Tuesday, September 21, 2010

Retrospect for 'Retrospect For Life'

The song "Retrospect for Life" is featured on the 1997 album by Common One Day It'll All Make Sense, the eagerly awaited follow up to his masterpiece Resurrection. The song features the vocals of Lauryn Hill singing lines from Stevie Wonder's Never Dreamed You'd Leave in Summer. The song was the first single released for the album. Living in 2010, an era where the first single to a rap album is almost required to be some catchy club-friendly tune which can easily translate into a ringtone, the idea of a mellow, soulful, conceptual track about abortion being the lead commercial single for an album seems almost inconceivable. And even in 1997 it was far from typical, but then Common isn't your typical artist.

The song is about a man reflecting on the decision that he made with his current girlfriend to abort their child. The first verse of the song is addressed to the aborted child; the second verse is addressed to the girlfriend. While I would hesitate to call the song 'Pro-life' it is certainly anti-abortion. For me there is no distinction between those two things, but some people believe that a woman should have a legal right to terminate a pregnancy, even though they believe it's the wrong thing to do. Such people might correctly be labeled 'anti-abortion', but not 'pro-life'. I believe such a position is confused, but that isn't the point of this piece. The point is that Common might merely be espousing an anti-abortion position rather than a Pro-life one.
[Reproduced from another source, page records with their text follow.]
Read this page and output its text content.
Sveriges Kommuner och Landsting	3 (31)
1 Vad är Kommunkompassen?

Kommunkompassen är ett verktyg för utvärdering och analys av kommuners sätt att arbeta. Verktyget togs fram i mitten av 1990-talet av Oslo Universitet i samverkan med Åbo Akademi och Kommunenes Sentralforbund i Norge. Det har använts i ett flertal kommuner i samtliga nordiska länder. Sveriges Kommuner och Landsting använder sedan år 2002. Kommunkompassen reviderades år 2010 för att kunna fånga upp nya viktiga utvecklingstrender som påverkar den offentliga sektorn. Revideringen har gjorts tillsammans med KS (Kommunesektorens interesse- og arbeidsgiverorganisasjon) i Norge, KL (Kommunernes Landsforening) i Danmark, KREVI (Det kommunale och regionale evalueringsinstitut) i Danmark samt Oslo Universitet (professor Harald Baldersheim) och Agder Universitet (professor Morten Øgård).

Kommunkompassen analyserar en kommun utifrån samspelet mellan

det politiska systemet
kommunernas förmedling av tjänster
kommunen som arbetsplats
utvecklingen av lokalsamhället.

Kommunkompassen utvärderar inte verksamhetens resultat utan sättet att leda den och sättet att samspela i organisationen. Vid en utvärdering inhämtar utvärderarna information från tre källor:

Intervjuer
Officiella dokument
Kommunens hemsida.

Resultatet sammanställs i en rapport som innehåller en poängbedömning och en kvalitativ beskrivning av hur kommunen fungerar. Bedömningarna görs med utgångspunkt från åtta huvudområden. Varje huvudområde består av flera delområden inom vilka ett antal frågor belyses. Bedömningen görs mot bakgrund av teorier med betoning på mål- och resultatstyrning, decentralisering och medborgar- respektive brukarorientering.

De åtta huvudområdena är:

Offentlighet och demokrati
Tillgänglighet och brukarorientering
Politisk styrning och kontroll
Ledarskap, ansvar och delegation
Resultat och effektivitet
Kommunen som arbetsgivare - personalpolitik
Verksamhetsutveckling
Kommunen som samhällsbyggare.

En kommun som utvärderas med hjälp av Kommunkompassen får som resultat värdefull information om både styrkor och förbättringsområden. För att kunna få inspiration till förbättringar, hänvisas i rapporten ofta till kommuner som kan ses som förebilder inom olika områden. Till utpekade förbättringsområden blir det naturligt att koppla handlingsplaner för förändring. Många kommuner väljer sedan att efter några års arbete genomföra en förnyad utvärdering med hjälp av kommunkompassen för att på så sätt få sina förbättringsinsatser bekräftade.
In the first verse Common reflects on what it would have meant for him to have a son:

You would've been much more than a mouth to feed
But someone, I woulda fed this information I read
And someone, my life for you I woulda had to lead
Instead I lead you to death
I'm sorry for takin your first breath
First step, and first cry

And he goes on to address his own hypocrisy:

Nerve I got to talk about them [people] with a gun
Must have really thought I was God to take the life of my son

These lines are both clever and profound. In the first bar he's referencing the ideals that he professes in his own music. Namely the fact that he opposes much of the violence in popular rap music, as well as the violence he sees within urban culture in general. Yet here he is performing an act of the most heinous violence against his own son for his own selfish purposes. While the second bar is a brilliant double entendre.
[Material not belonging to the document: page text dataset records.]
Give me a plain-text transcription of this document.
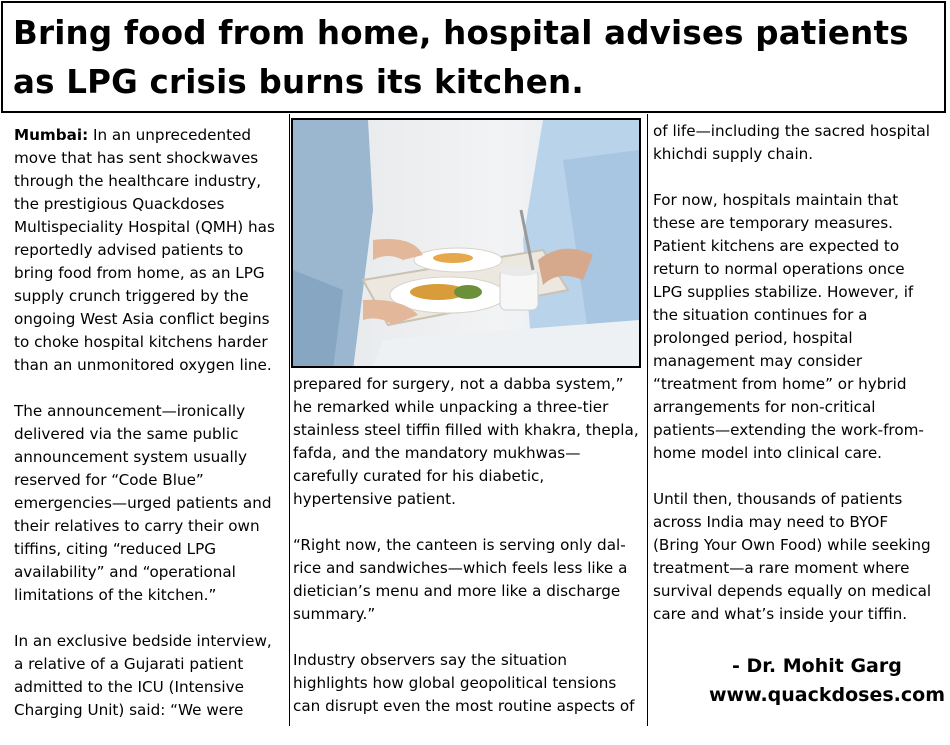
Bring food from home, hospital advises patients
as LPG crisis burns its kitchen.

Mumbai: In an unprecedented
move that has sent shockwaves
through the healthcare industry,
the prestigious Quackdoses
Multispeciality Hospital (QMH) has
reportedly advised patients to
bring food from home, as an LPG
supply crunch triggered by the
ongoing West Asia conflict begins
to choke hospital kitchens harder
than an unmonitored oxygen line.

The announcement—ironically
delivered via the same public
announcement system usually
reserved for “Code Blue”
emergencies—urged patients and
their relatives to carry their own
tiffins, citing “reduced LPG
availability” and “operational
limitations of the kitchen.”

In an exclusive bedside interview,
a relative of a Gujarati patient
admitted to the ICU (Intensive
Charging Unit) said: “We were

prepared for surgery, not a dabba system,”
he remarked while unpacking a three-tier
stainless steel tiffin filled with khakra, thepla,
fafda, and the mandatory mukhwas—
carefully curated for his diabetic,
hypertensive patient.

“Right now, the canteen is serving only dal-
rice and sandwiches—which feels less like a
dietician’s menu and more like a discharge
summary.”

Industry observers say the situation
highlights how global geopolitical tensions
can disrupt even the most routine aspects of

of life—including the sacred hospital
khichdi supply chain.

For now, hospitals maintain that
these are temporary measures.
Patient kitchens are expected to
return to normal operations once
LPG supplies stabilize. However, if
the situation continues for a
prolonged period, hospital
management may consider
“treatment from home” or hybrid
arrangements for non-critical
patients—extending the work-from-
home model into clinical care.

Until then, thousands of patients
across India may need to BYOF
(Bring Your Own Food) while seeking
treatment—a rare moment where
survival depends equally on medical
care and what’s inside your tiffin.

- Dr. Mohit Garg
www.quackdoses.com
The song is not intended to be an ideological treatise on abortion or to even comment on the arguments that surround the legal and moral aspects of the issue. Instead it's approached in a manner that comes off as introspective and self-searching rather than as demagoguery. The downside to this is that some of the very human thoughts and emotions contain some very pitiful rationalizations which the narrator wanders through. Such as: "But I wasn't prepared mentally nor financially / Havin a child shouldn't have to bring out the man in me / Plus I wanted you to be raised within a family / I don't wanna, go through the drama of havin a baby's momma / Weekend visits and buyin J's ain't gon' make me a father" While these thoughts and concerns are certainly understandable, one should rightly point out that they are concerns that should probably be addressed before impregnating someone. Plus they ignore the viable option of putting the child up for adoption. Ultimately, though, the rationalizations lose out as a decidedly anti-abortion conclusion is reached, most poignantly at the end of the first verse: "from now on I'ma use self control instead of birth control / Cause 315 dollars ain't worth your soul / 315 dollars ain't worth your soul / 315 dollars ain't worth it."
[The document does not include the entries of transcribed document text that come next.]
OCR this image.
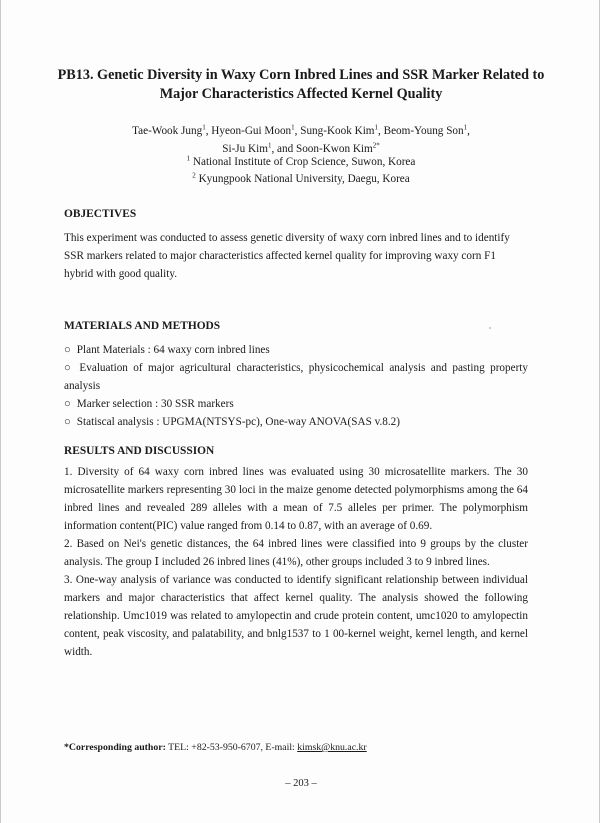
PB13. Genetic Diversity in Waxy Corn Inbred Lines and SSR Marker Related to
Major Characteristics Affected Kernel Quality
Tae-Wook Jung$^1$, Hyeon-Gui Moon$^1$, Sung-Kook Kim$^1$, Beom-Young Son$^1$,
Si-Ju Kim$^1$, and Soon-Kwon Kim$^{2*}$
$^1$ National Institute of Crop Science, Suwon, Korea
$^2$ Kyungpook National University, Daegu, Korea
OBJECTIVES
This experiment was conducted to assess genetic diversity of waxy corn inbred lines and to identify
SSR markers related to major characteristics affected kernel quality for improving waxy corn F1
hybrid with good quality.
MATERIALS AND METHODS
○ Plant Materials : 64 waxy corn inbred lines
○ Evaluation of major agricultural characteristics, physicochemical analysis and pasting property analysis
○ Marker selection : 30 SSR markers
○ Statiscal analysis : UPGMA(NTSYS-pc), One-way ANOVA(SAS v.8.2)
RESULTS AND DISCUSSION
1. Diversity of 64 waxy corn inbred lines was evaluated using 30 microsatellite markers. The 30 microsatellite markers representing 30 loci in the maize genome detected polymorphisms among the 64 inbred lines and revealed 289 alleles with a mean of 7.5 alleles per primer. The polymorphism information content(PIC) value ranged from 0.14 to 0.87, with an average of 0.69.
2. Based on Nei's genetic distances, the 64 inbred lines were classified into 9 groups by the cluster analysis. The group Ⅰ included 26 inbred lines (41%), other groups included 3 to 9 inbred lines.
3. One-way analysis of variance was conducted to identify significant relationship between individual markers and major characteristics that affect kernel quality. The analysis showed the following relationship. Umc1019 was related to amylopectin and crude protein content, umc1020 to amylopectin content, peak viscosity, and palatability, and bnlg1537 to 1 00-kernel weight, kernel length, and kernel width.
*Corresponding author: TEL: +82-53-950-6707, E-mail: kimsk@knu.ac.kr
– 203 –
While the first verse dealt more with the past--with the act that had taken place and the narrator's remorse--the second verse is more about the present and future. Addressed to his girlfriend it's an exploration of their relationship and where it's headed. How the abortion brought certain issues and emotions to the surface which now have to be dealt with. Ideally these would be the type of things that people in a mature relationship would consider and discuss before choosing to have sexual relations, but in the real world they often don't come up until after the fact.

Happy deep down but not joyed enough to have it
But even that's a lie, in less than two weeks, we was back at it
Is this unprotected love or safe to say it's lust
Bustin, more than the sweat is somebody you trust
Or is it that we don't trust each other enough
And believe havin this child'll make us have to stay together
I want you in my life cause you have made it better
Thinkin we are in love cause we can spend a day together?
We talkin spendin the rest of our lives
There's too many black women that can say they're mothers
but can't say that they're wives

The strength of the song is the personal, probing depth of the perspective that is taken. Rather than addressing the issues in a detatched or external way, they're addressed from from within. Its scope isn't limited to the question of abortion itself, but includes the nature of family, relationships, love etc. and how they are all interrelated. It's a powerful and poignant exploration of the abortion issue from a human perspective, with all the imperfection that that entails.